Terkadang saya berpikir, mengapa di Kairin tidak dibangun SMP saja? Supaya anak-anak ini tidak setiap kali harus pulang pergi? Atau, mengapa tidak dibangun asrama di dekat sekolah agar anak-anak bisa lebih terfokus dalam belajar?. Selain mereka yang berjuang untuk sekolah, siapakah yang bisa merangkul mereka dalam tantangan ini. Apa yang bisa saya perbuat untuk membantu mereka?
Lepas dari semua hal ini, satu hal yang saya pelajari adalah niat mereka untuk sekolah mengalahkan rasa haus, lapar, dan letih dalam empat jam perjalanan pulang pergi ini. Inilah cara Allah membentuk mereka menjadi manusia Kairin yang sesungguhnya. Sekelompok manusia muda yang berani meraih harapan dengan kerja keras.Â
Tuhan memang telah memberikan banyak berkat bagi kita. Untuk mencapainya diperlukan tenaga ekstra untuk keluar dari zona nyaman. Seperti anak-anak ini, keluar dari kampungnya yang damai menuju sekolah yang ada di kampung tetangga.
Kisah anak-anak Kairin ini sungguh menginspirasi saya, bahwa hidup itu harus diperjuangkan. Perjuangan merupakan bagian terpenting demi mewujudkan hidup yang lebih baik di masa mendatang. Ketika perjuangan dan kerja keras menjadi kosakata abstrak di tengah dunia, maka anak-anak Kairin justru menampilkan realitas kerja dan perjuangan yang sesungguhnya.Â
Dewasa ini begitu banyak orang amat mudah mendapatkan sesuatu tanpa keringat sedikitpun.
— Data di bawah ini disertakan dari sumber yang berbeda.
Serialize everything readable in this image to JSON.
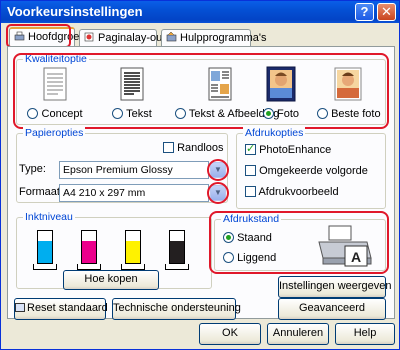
{
  "window": {
    "title": "Voorkeursinstellingen",
    "help_glyph": "?",
    "close_glyph": "✕"
  },
  "tabs": [
    {
      "label": "Hoofdgroep",
      "active": true
    },
    {
      "label": "Paginalay-out",
      "active": false
    },
    {
      "label": "Hulpprogramma's",
      "active": false
    }
  ],
  "quality": {
    "label": "Kwaliteitoptie",
    "options": [
      {
        "label": "Concept",
        "selected": false
      },
      {
        "label": "Tekst",
        "selected": false
      },
      {
        "label": "Tekst & Afbeelding",
        "selected": false
      },
      {
        "label": "Foto",
        "selected": true
      },
      {
        "label": "Beste foto",
        "selected": false
      }
    ]
  },
  "paper": {
    "label": "Papieropties",
    "borderless_label": "Randloos",
    "borderless_checked": false,
    "type_label": "Type:",
    "type_value": "Epson Premium Glossy",
    "format_label": "Formaat:",
    "format_value": "A4 210 x 297 mm"
  },
  "print_options": {
    "label": "Afdrukopties",
    "items": [
      {
        "label": "PhotoEnhance",
        "checked": true
      },
      {
        "label": "Omgekeerde volgorde",
        "checked": false
      },
      {
        "label": "Afdrukvoorbeeld",
        "checked": false
      }
    ]
  },
  "ink": {
    "label": "Inktniveau",
    "colors": [
      "#00aeef",
      "#ec008c",
      "#fff200",
      "#231f20"
    ],
    "button": "Hoe kopen"
  },
  "orientation": {
    "label": "Afdrukstand",
    "options": [
      {
        "label": "Staand",
        "selected": true
      },
      {
        "label": "Liggend",
        "selected": false
      }
    ]
  },
  "buttons": {
    "reset": "Reset standaard",
    "tech_support": "Technische ondersteuning",
    "show_settings": "Instellingen weergeven",
    "advanced": "Geavanceerd",
    "ok": "OK",
    "cancel": "Annuleren",
    "help": "Help"
  }
}
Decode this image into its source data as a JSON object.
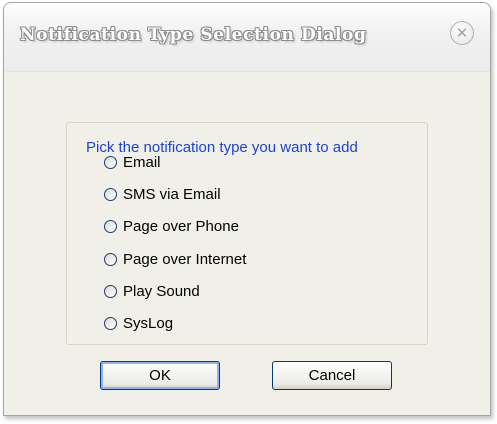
{
  "dialog": {
    "title": "Notification Type Selection Dialog",
    "close_symbol": "✕",
    "prompt": "Pick the notification type you want to add",
    "options": [
      {
        "label": "Email",
        "selected": false
      },
      {
        "label": "SMS via Email",
        "selected": false
      },
      {
        "label": "Page over Phone",
        "selected": false
      },
      {
        "label": "Page over Internet",
        "selected": false
      },
      {
        "label": "Play Sound",
        "selected": false
      },
      {
        "label": "SysLog",
        "selected": false
      }
    ],
    "ok_label": "OK",
    "cancel_label": "Cancel"
  },
  "colors": {
    "prompt_text": "#1d44d4",
    "dialog_background": "#f0efe8",
    "button_border": "#003c74"
  },
  "icons": {
    "close": "close-icon",
    "radio": "radio-button-icon"
  }
}
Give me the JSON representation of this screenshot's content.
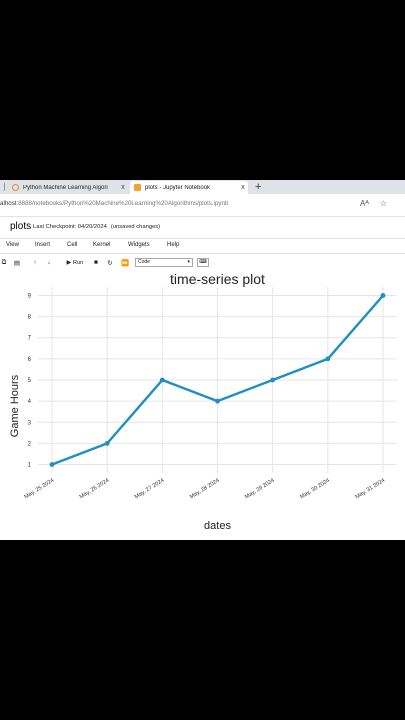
{
  "browser": {
    "tabs": [
      {
        "label": "Python Machine Learning Algori",
        "active": false
      },
      {
        "label": "plots - Jupyter Notebook",
        "active": true
      }
    ],
    "close_glyph": "x",
    "new_tab_glyph": "+",
    "url_prefix": "alhost",
    "url_path": ":8888/notebooks/Python%20Machine%20Learning%20Algorithms/plots.ipynb",
    "read_aloud_glyph": "Aᴬ",
    "favorite_glyph": "☆"
  },
  "notebook": {
    "name": "plots",
    "checkpoint": "Last Checkpoint: 04/20/2024",
    "status": "(unsaved changes)"
  },
  "menu": [
    "View",
    "Insert",
    "Cell",
    "Kernel",
    "Widgets",
    "Help"
  ],
  "toolbar": {
    "run_label": "Run",
    "cell_type": "Code"
  },
  "colors": {
    "line": "#1f8fbf",
    "grid": "#e6e6e6"
  },
  "chart_data": {
    "type": "line",
    "title": "time-series plot",
    "xlabel": "dates",
    "ylabel": "Game Hours",
    "x": [
      "May, 25 2024",
      "May, 26 2024",
      "May, 27 2024",
      "May, 28 2024",
      "May, 29 2024",
      "May, 30 2024",
      "May, 31 2024"
    ],
    "values": [
      1,
      2,
      5,
      4,
      5,
      6,
      9
    ],
    "yticks": [
      1,
      2,
      3,
      4,
      5,
      6,
      7,
      8,
      9
    ],
    "ylim": [
      0.6,
      9.4
    ],
    "grid": true,
    "legend": "none"
  }
}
Dengan uang dan tanpa sekolah yang memadai, orang bisa meraih gelar sarjana. Dengan kolusi dan nepotisme pun, orang bisa mendapatkan posisi apapun yang disukainya dengan mudah. Tanpa kerja keras, seseorang bisa mendapatkan uang sebanyak-banyaknya. Realitas ini menggambarkan sisi rapuhnya manusia. Hal ini hanya bisa berubah jika ada kesadaran dan keberanian untuk merombaknya.
Anak-anak Kairin, kalian adalah inspirasi bagi dunia. Bagi Gereja. Kami. Saya. Kalian mengajarkan saya untuk menghargai setiap titik perjuangan, karena masa depan sesungguhnya bukan terletak pada cita-citamu, tetapi hal itu ada pada setiap langkah kaki yang kau usahakan dengan keringatmu sendiri.
Semoga Tuhan senantiasa mengiringi langkah kalian menggapai masa depan.